First off - I’m using version 2.0 on a Tesla C870 (CC 1.0).
I have a kernel using up 47 registers. It’s currently suffering from low occupancy and I’m fairly sure increasing the occupancy will make it zoom a bit. Shared memory is not a problem - only 568 bytes per block.
First job was to stick in -maxrregcount = 42. This cuts the reg count without dipping into local memory… probably at the cost of some computational time. I then go to the occupancy calculator and notice that if I set my block size at 96, I should be able to get two blocks per MP - expected occupancy 25%. Excellent.

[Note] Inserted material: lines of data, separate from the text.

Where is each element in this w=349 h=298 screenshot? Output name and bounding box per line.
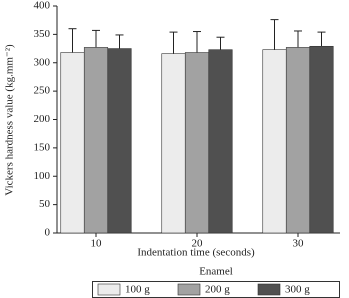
bar bbox=[83, 47, 109, 234]
y-axis-label: Vickers hardness value (kg.mm⁻²) bbox=[4, 44, 16, 196]
legend-swatch bbox=[177, 283, 201, 296]
y-tick-label: 350 bbox=[34, 28, 51, 40]
y-tick-label: 150 bbox=[34, 141, 51, 153]
y-tick-label: 250 bbox=[34, 85, 51, 97]
y-tick-label: 200 bbox=[34, 113, 51, 125]
bar bbox=[309, 45, 334, 234]
x-tick-label: 10 bbox=[91, 238, 103, 250]
x-tick-label: 30 bbox=[293, 238, 305, 250]
bar bbox=[60, 52, 85, 234]
legend-swatch bbox=[257, 283, 281, 296]
y-tick-label: 50 bbox=[39, 198, 51, 210]
legend-label: 200 g bbox=[205, 284, 230, 296]
bar bbox=[107, 48, 132, 234]
x-tick-label: 20 bbox=[192, 238, 204, 250]
y-tick-label: 0 bbox=[45, 227, 51, 239]
bar bbox=[262, 49, 287, 234]
legend-label: 100 g bbox=[125, 284, 150, 296]
bar bbox=[184, 52, 210, 234]
y-tick-label: 400 bbox=[34, 0, 51, 12]
x-axis-label: Indentation time (seconds) bbox=[137, 247, 255, 259]
legend-swatch bbox=[97, 283, 121, 296]
y-tick-label: 100 bbox=[34, 170, 51, 182]
bar bbox=[285, 47, 311, 234]
legend-title: Enamel bbox=[199, 266, 233, 278]
bar bbox=[208, 49, 233, 234]
bar bbox=[161, 53, 186, 234]
y-tick-label: 300 bbox=[34, 56, 51, 68]
legend-label: 300 g bbox=[285, 284, 310, 296]
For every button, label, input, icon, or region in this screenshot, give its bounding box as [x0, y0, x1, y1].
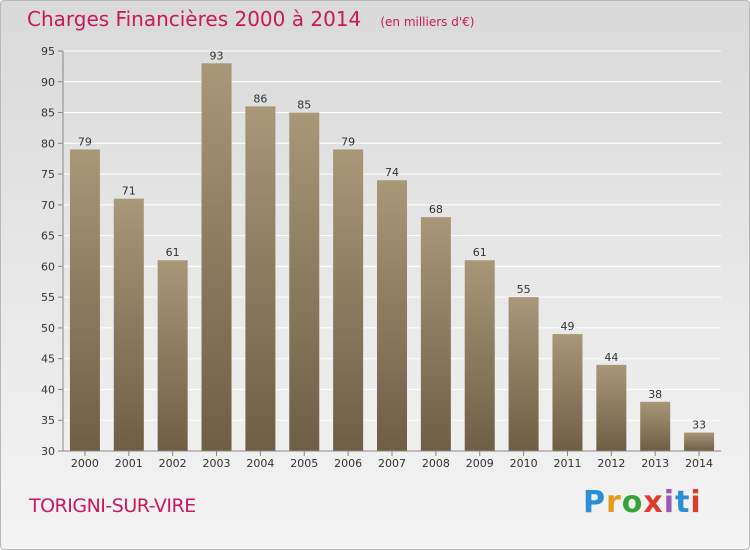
bar-2012 — [596, 364, 627, 451]
x-tick-label-2010: 2010 — [510, 457, 538, 470]
x-tick-label-2003: 2003 — [203, 457, 231, 470]
value-label-2002: 61 — [166, 246, 180, 259]
y-tick-label-30: 30 — [41, 445, 55, 458]
x-tick-label-2004: 2004 — [246, 457, 274, 470]
y-tick-label-90: 90 — [41, 76, 55, 89]
bar-2009 — [464, 260, 495, 451]
y-tick-label-55: 55 — [41, 291, 55, 304]
value-label-2014: 33 — [692, 419, 706, 432]
y-tick-label-70: 70 — [41, 199, 55, 212]
x-tick-label-2002: 2002 — [159, 457, 187, 470]
value-label-2009: 61 — [473, 246, 487, 259]
value-label-2008: 68 — [429, 203, 443, 216]
value-label-2013: 38 — [648, 388, 662, 401]
y-tick-label-45: 45 — [41, 353, 55, 366]
x-tick-label-2014: 2014 — [685, 457, 713, 470]
chart-subtitle: (en milliers d'€) — [380, 15, 475, 29]
y-tick-label-80: 80 — [41, 137, 55, 150]
bar-2013 — [640, 401, 671, 451]
value-label-2000: 79 — [78, 135, 92, 148]
bar-2010 — [508, 297, 539, 451]
x-tick-label-2005: 2005 — [290, 457, 318, 470]
x-tick-label-2000: 2000 — [71, 457, 99, 470]
x-tick-label-2006: 2006 — [334, 457, 362, 470]
bars: 79 71 61 93 86 85 79 74 68 61 55 49 44 38 33 — [69, 49, 715, 452]
value-label-2010: 55 — [517, 283, 531, 296]
bar-2014 — [684, 432, 715, 451]
x-tick-label-2007: 2007 — [378, 457, 406, 470]
x-tick-label-2009: 2009 — [466, 457, 494, 470]
bar-2007 — [377, 180, 407, 451]
value-label-2006: 79 — [341, 135, 355, 148]
value-label-2004: 86 — [253, 92, 267, 105]
y-tick-label-85: 85 — [41, 107, 55, 120]
y-tick-label-35: 35 — [41, 414, 55, 427]
y-tick-label-60: 60 — [41, 260, 55, 273]
value-label-2007: 74 — [385, 166, 399, 179]
y-tick-label-50: 50 — [41, 322, 55, 335]
axes: 30 35 40 45 50 55 60 65 70 75 80 85 90 95 2000 2001 2002… — [41, 45, 721, 470]
y-tick-label-95: 95 — [41, 45, 55, 58]
bar-2000 — [69, 149, 100, 451]
value-label-2001: 71 — [122, 185, 136, 198]
value-label-2012: 44 — [604, 351, 618, 364]
x-tick-label-2013: 2013 — [641, 457, 669, 470]
y-tick-label-75: 75 — [41, 168, 55, 181]
y-tick-label-40: 40 — [41, 383, 55, 396]
x-tick-label-2008: 2008 — [422, 457, 450, 470]
city-name: TORIGNI-SUR-VIRE — [29, 495, 196, 517]
y-tick-label-65: 65 — [41, 230, 55, 243]
bar-2011 — [552, 334, 583, 451]
bar-2001 — [113, 198, 144, 451]
value-label-2011: 49 — [560, 320, 574, 333]
value-label-2005: 85 — [297, 99, 311, 112]
x-tick-label-2011: 2011 — [553, 457, 581, 470]
title-row: Charges Financières 2000 à 2014 (en mill… — [27, 7, 474, 31]
bar-2006 — [333, 149, 364, 451]
value-label-2003: 93 — [210, 49, 224, 62]
proxiti-logo: Proxiti — [583, 485, 702, 520]
bar-2004 — [245, 106, 276, 451]
bar-2008 — [420, 217, 451, 451]
x-tick-label-2001: 2001 — [115, 457, 143, 470]
chart-title: Charges Financières 2000 à 2014 — [27, 7, 362, 31]
x-tick-label-2012: 2012 — [597, 457, 625, 470]
bar-2005 — [289, 112, 320, 452]
bar-2003 — [201, 63, 232, 452]
bar-2002 — [157, 260, 188, 451]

I do this, and then run the profiler. Occupancy 12.5%. Curses. Slowly lowering the maximum number of registers I’m letting it use starts dipping into lmem. When I get it down to 32 I suddenly get the higher occupancy I was expecting earlier (25%). Speed seems about comparable to 16.7% occupancy with 128 threads per block and 47 registers. Increasing occupancy has clearly given me a hefty chunk of speed to counteract that huge amount of local memory I’m now using.
I’m baffled by this outcome. At 32 registers per thread I should be only using 6144 of my 8192 registers. At 42 I should be using all of my 8192 registers (both sums from occupancy calculator… 42 * 96 is a smidgen lower than 8192… but there seems to be a slightly more complicated way to work it out than that).
Why am I not getting 25% occupancy with 42 registers?